HP’s BL series blade was the other one we were looking at from a blade standpoint.

We decided to go with FlexPod instead of HP because we were already a leveraged Cisco partner, a Cisco shop, with all of our route switch and all of our data center core switching. It was very easy for us, then, to assimilate the UCS chassis within our existing infrastructure without any other type of complexity.

Other Advice

Make sure you get all your requirements up front. Make sure that the protocols that you want to use are supported by your vendor. There are a lot of niche players out there that will say they will do something. When you get them onsite, they don't or they don't perform as well. We were looking at a couple of other flash providers, including Nutanix and Tintri.

Bringing them onsite for a demo works great, but when you start talking to people who actually use the solution... We found that in the demos, they couldn't live up to the promises they were making, or it didn't make sense to add more infrastructure in.

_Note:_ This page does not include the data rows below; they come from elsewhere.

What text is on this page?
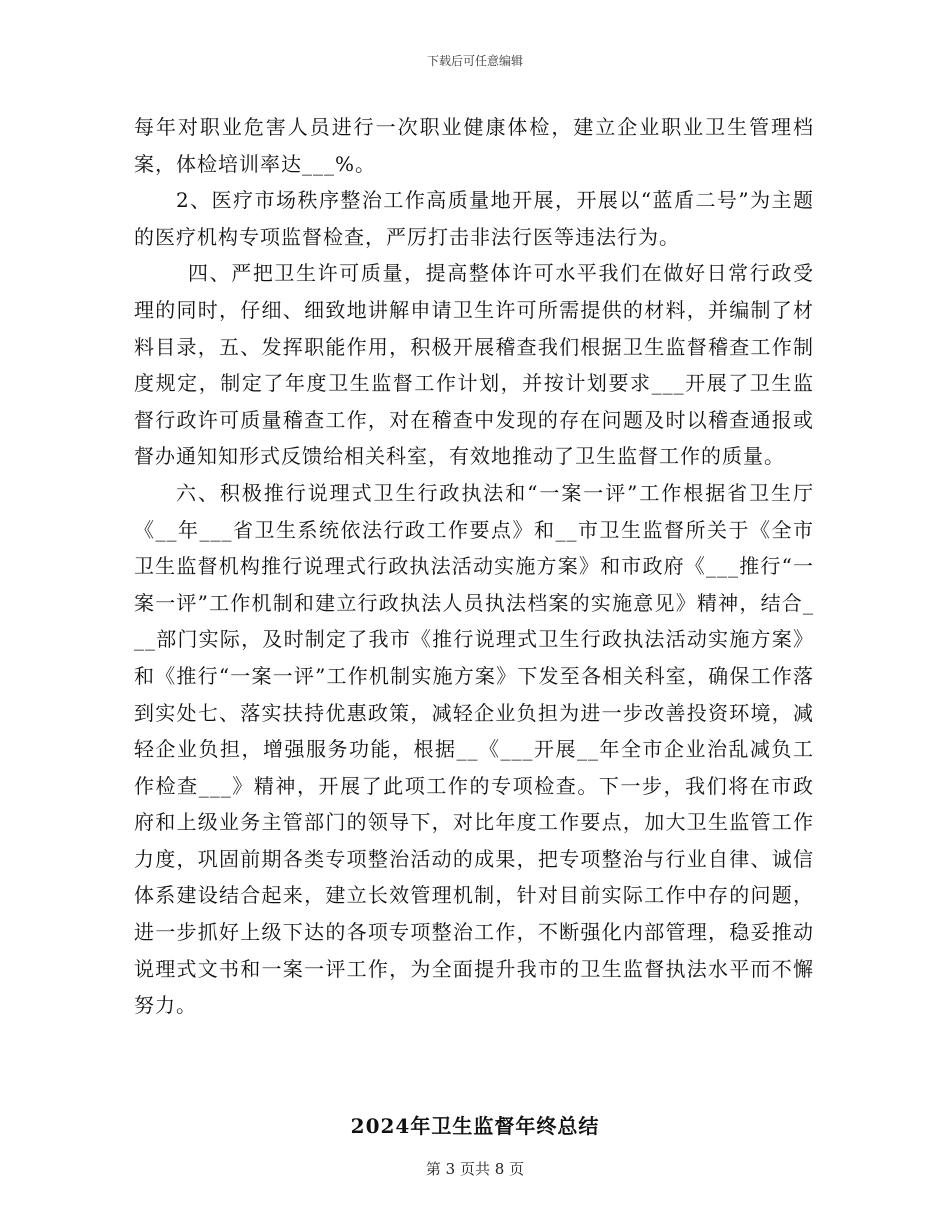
下载后可任意编辑

每年对职业危害人员进行一次职业健康体检，建立企业职业卫生管理档案，体检培训率达___%。

2、医疗市场秩序整治工作高质量地开展，开展以“蓝盾二号”为主题的医疗机构专项监督检查，严厉打击非法行医等违法行为。

四、严把卫生许可质量，提高整体许可水平我们在做好日常行政受理的同时，仔细、细致地讲解申请卫生许可所需提供的材料，并编制了材料目录，五、发挥职能作用，积极开展稽查我们根据卫生监督稽查工作制度规定，制定了年度卫生监督工作计划，并按计划要求___开展了卫生监督行政许可质量稽查工作，对在稽查中发现的存在问题及时以稽查通报或督办通知知形式反馈给相关科室，有效地推动了卫生监督工作的质量。

六、积极推行说理式卫生行政执法和“一案一评”工作根据省卫生厅《__年___省卫生系统依法行政工作要点》和__市卫生监督所关于《全市卫生监督机构推行说理式行政执法活动实施方案》和市政府《___推行“一案一评”工作机制和建立行政执法人员执法档案的实施意见》精神，结合___部门实际，及时制定了我市《推行说理式卫生行政执法活动实施方案》和《推行“一案一评”工作机制实施方案》下发至各相关科室，确保工作落到实处七、落实扶持优惠政策，减轻企业负担为进一步改善投资环境，减轻企业负担，增强服务功能，根据__《___开展__年全市企业治乱减负工作检查___》精神，开展了此项工作的专项检查。下一步，我们将在市政府和上级业务主管部门的领导下，对比年度工作要点，加大卫生监管工作力度，巩固前期各类专项整治活动的成果，把专项整治与行业自律、诚信体系建设结合起来，建立长效管理机制，针对目前实际工作中存的问题，进一步抓好上级下达的各项专项整治工作，不断强化内部管理，稳妥推动说理式文书和一案一评工作，为全面提升我市的卫生监督执法水平而不懈努力。

2024年卫生监督年终总结
第 3 页共 8 页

I can't get rid of my core NetApp infrastructure, so it didn’t really make any sense to add another storage vendor in, and increase the complexity. Using FlexPod has been simpler than adding in another vendor.

NetApp might be a little more expensive but in the long run, it pays off for itself.
I’ve been very happy with their technical ability, their technical delivery, and the usability; it’s very easy.

Disclosure: I am a real user, and this review is based on my own experience and opinions.